Alors qu’un auditoire débordant et conquis d’avance applaudissait à tout rompre la proposition de Changer le système, pas le climat, une centaine de personnes réunies dans la rue au nom de la CLAC endossaient la même idée tout en préconisant des solutions plus radicales. « Nous sommes pour l’action directe et la diversité des tactiques : bloquer un pont, occuper un bâtiment, faire des graffitis… », lance Mathieu Beaulieu pour défendre sa position. Pour cet anarchiste qui œuvre auprès des personnes handicapées, l’autonomie locale est la voie à préconiser.

Pour Stefanie Ehmsen, co-fondatrice de la Fondation Rosa Luxembourg de New-York, « il faut parler stratégie afin de coopérer globalement pour créer un seul et grand mouvement planétaire ». « On est très bons à dire non », constate pour sa part la militante altermondialiste Naomi Klein. « Nous sommes coincés entre des choix douloureux : sauver des emplois ou l’environnement, la pauvreté, les inégalités. Mais si on veut remporter la bataille, il faut creuser plus loin. » Si le Leap Manifesto a réussi à regrouper 200 organisations et à attirer 41 000 signatures, L’élan global, lancé un an plus tôt et cosigné entre autres par Camil Bouchard, Dominic Champagne et Karel Mayrand, a pour sa part interpellé 45 000 personnes. La Soirée des sages organisée dans le cadre de la Foire écosphère en guise de clôture du FSM aura servi à galvaniser les troupes.

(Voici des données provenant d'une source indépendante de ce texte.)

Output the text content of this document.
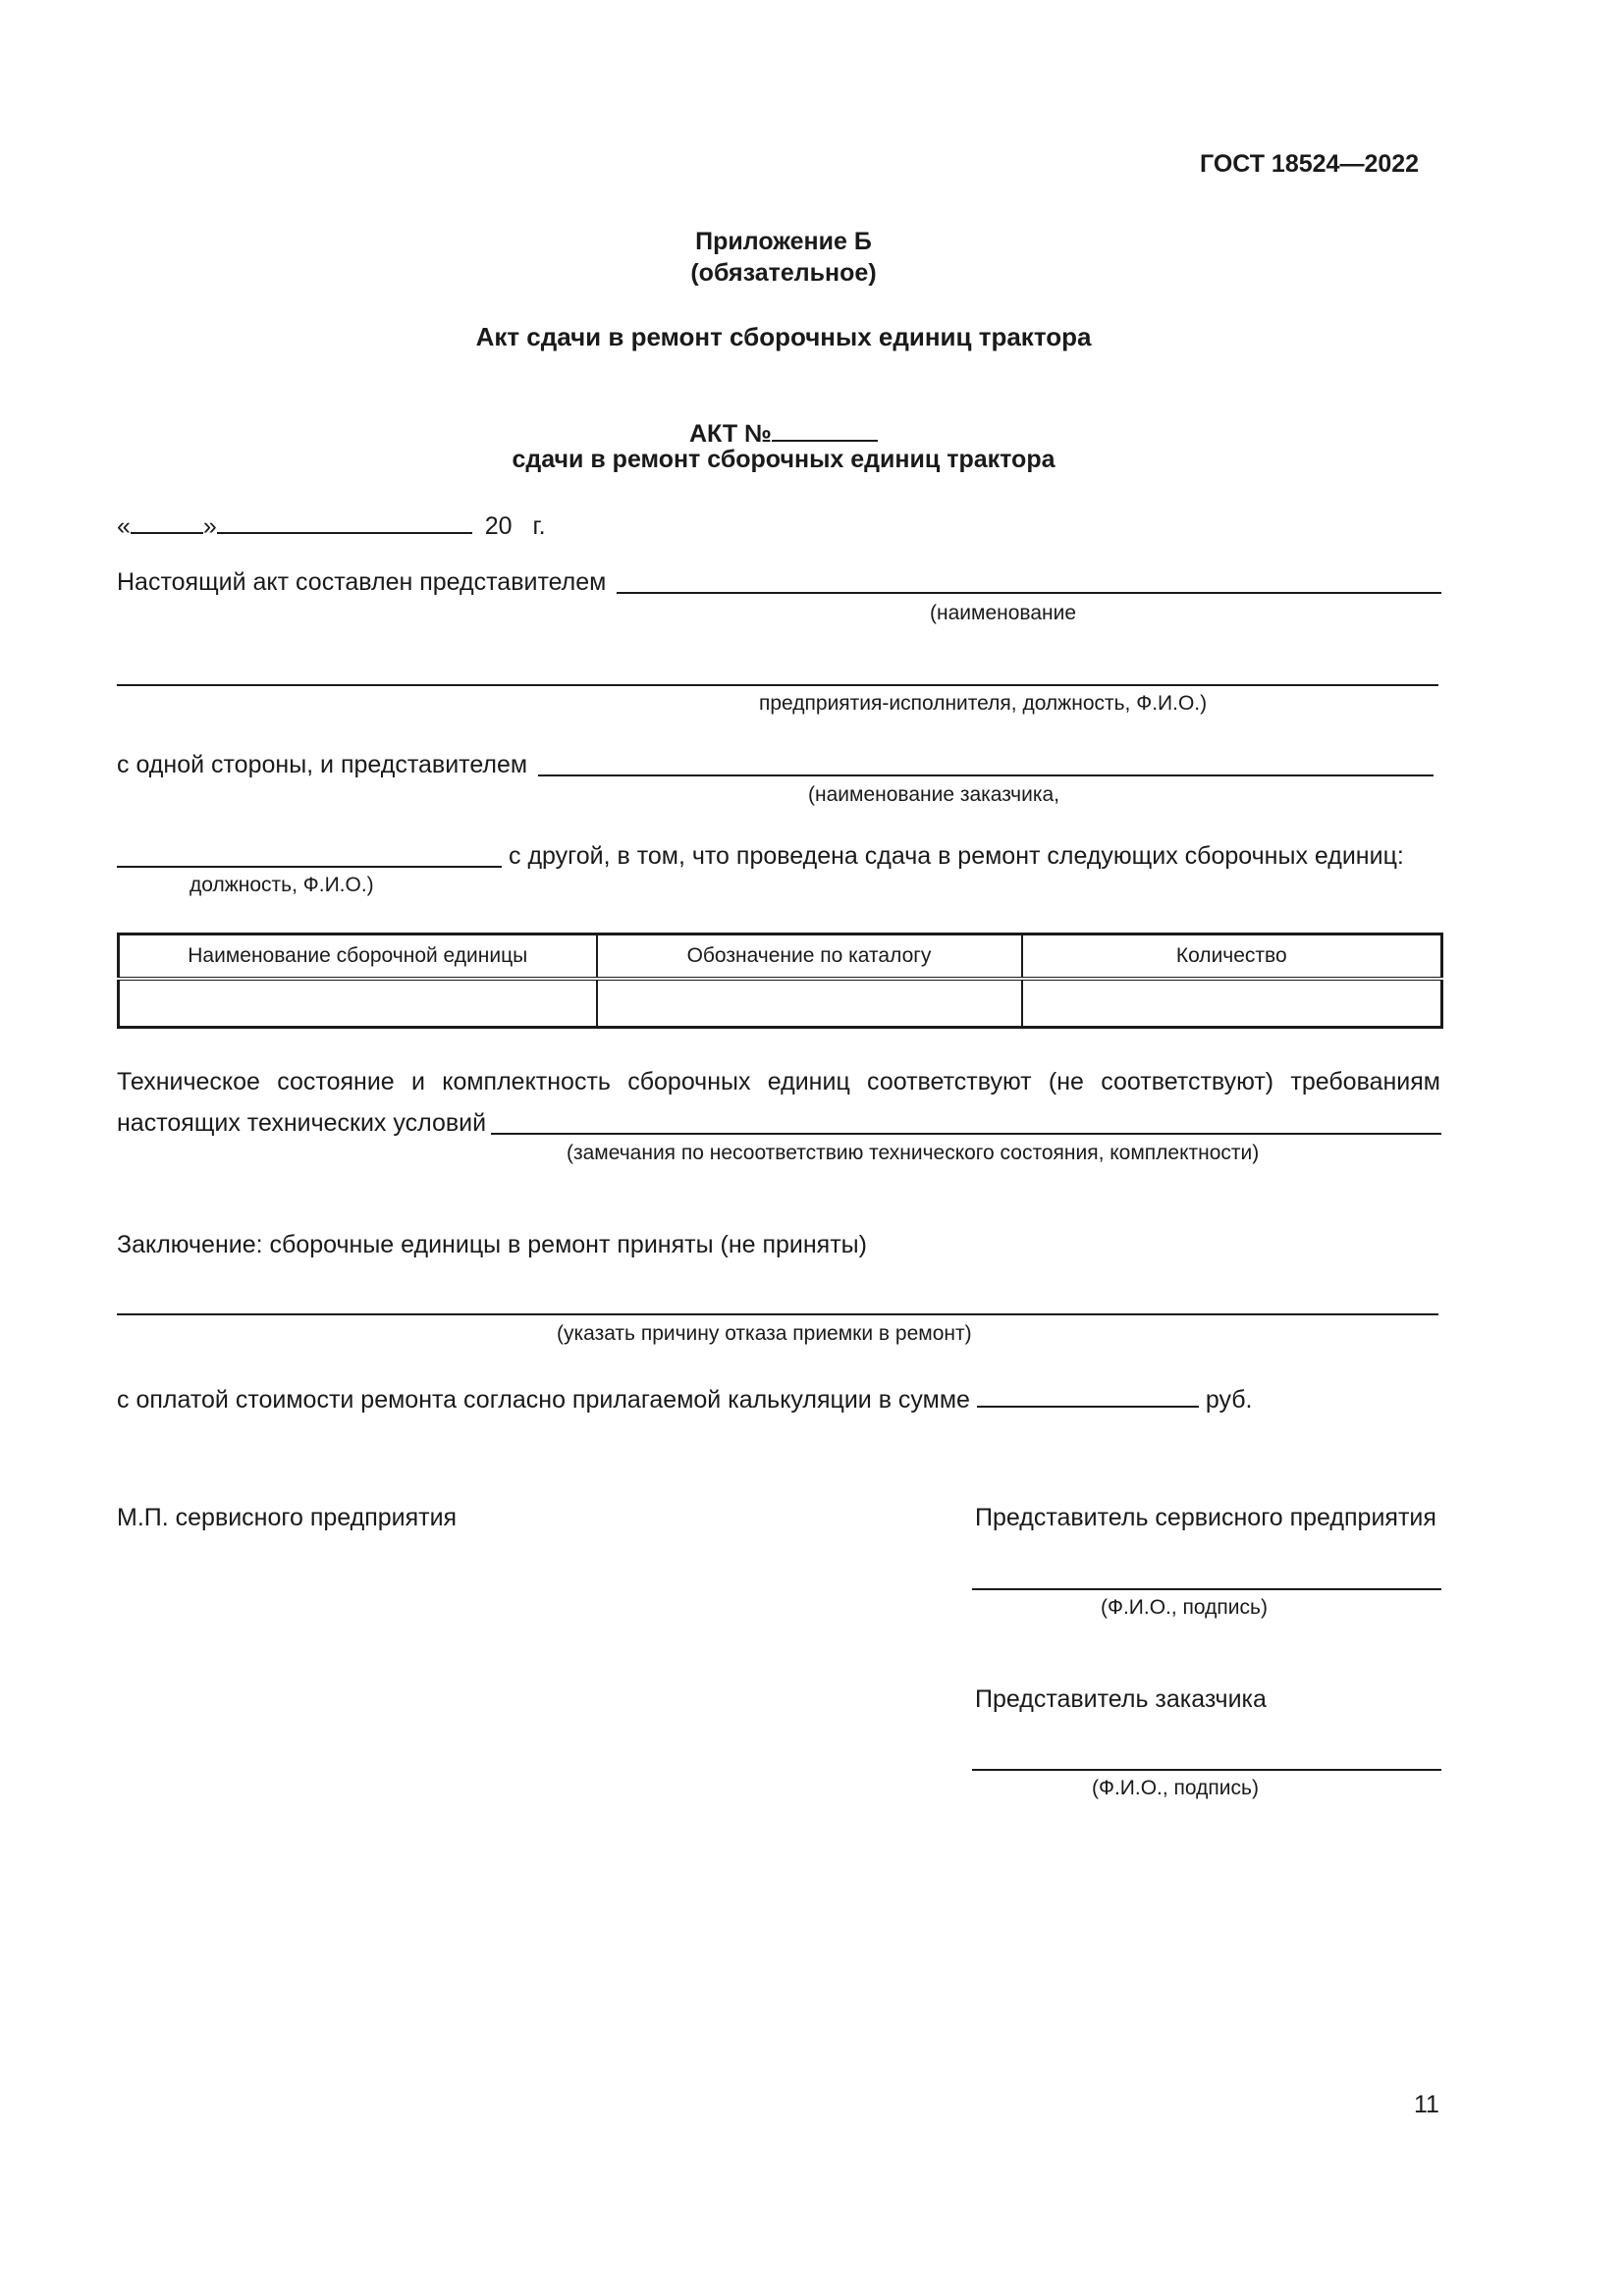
ГОСТ 18524—2022
Приложение Б
(обязательное)
Акт сдачи в ремонт сборочных единиц трактора
АКТ №
сдачи в ремонт сборочных единиц трактора
«	»	20 г.
Настоящий акт составлен представителем
(наименование
предприятия-исполнителя, должность, Ф.И.О.)
с одной стороны, и представителем
(наименование заказчика,
с другой, в том, что проведена сдача в ремонт следующих сборочных единиц:
должность, Ф.И.О.)
Наименование сборочной единицы	Обозначение по каталогу	Количество

Техническое состояние и комплектность сборочных единиц соответствуют (не соответствуют) требованиям
настоящих технических условий
(замечания по несоответствию технического состояния, комплектности)
Заключение: сборочные единицы в ремонт приняты (не приняты)
(указать причину отказа приемки в ремонт)
с оплатой стоимости ремонта согласно прилагаемой калькуляции в сумме	руб.
М.П. сервисного предприятия	Представитель сервисного предприятия
(Ф.И.О., подпись)
Представитель заказчика
(Ф.И.О., подпись)
11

Bon nombre de ces militants endossent les positions de Stop Oléoducs. Ce Front commun pour la transition énergétique rassemble à lui seul 50 regroupements de citoyens et ONG environnementales, ce qui fait dire à sa porte-parole Anne-Céline Guyon : « S’il y a un projet qui peut permettre d’asseoir les convergences des luttes, c’est bien celui-là. Le défi est de continuer à approfondir nos alliances. »

Bien présentes au Forum, des organisations syndicales telles Trade Unions for Energy Democracy dénoncent ouvertement une économie gérée par le marché. « Il n’y a pas d’emploi sur une planète sans vie », a illustré la militante syndicale Maité Llanos. Bien que la FTQ ait déposé un mémoire prônant sensiblement la même approche, Yves Ouellet, directeur général de la FTQ-Construction, a indiqué sa dissidence dans le dossier, misant d’abord et avant tout sur la création d’emplois.

Se réapproprier le pouvoir

« C’est le pouvoir qui compte », affirme pour sa part Tadzio Muller, représentant de Rosa Luxemburg Stiftung Allemagne et co-animateur de la Coalition Climat 21 sur les mobilisations contre les centrales au charbon en Allemagne. La société civile est capable de grandes choses, martèle l’activiste. À titre d’illustration, M. Muller explique que 60 % des nouvelles infrastructures en énergies vertes construites sur sa terre natale sont le fruit de fermiers, de coopératives et de groupes citoyens. « Si les élus amènent le débat dans les bureaux d’avocats, on est cuits! »

« Il faut réévaluer notre relation avec la Terre-Mère », affirme à son tour Clayton Thomas-Muller, engagé de plein fouet dans la lutte contre les sables bitumineux. Issu d’une nation Crie installée au nord du Manitoba, l’autochtone impressionne par son charisme et sa détermination. « Si on parle de changer le système et non le climat, on doit parler de réconciliation. Il faut panser nos plaies pour défendre notre futur collectif. »

Pendant que le politologue et économiste italien Ricardo Petrella nourrissait le débat en appelant à mettre la finance hors-la-loi, à déclarer la pauvreté illégale et à bannir la guerre, des hommes d’affaires comme Alexandre Taillefer exigeaient la hausse du salaire minimum à 15 $ l’heure. Qu’elles soient terre à terre ou philosophiques, ces solutions semblent démontrer qu’une transition est bel et bien amorcée au cœur du système. Si pour certains le FSM n’a pas encore élaboré de recette gagnante, force est de constater que bons nombre d’ingrédients sont réunis pour mettre la table.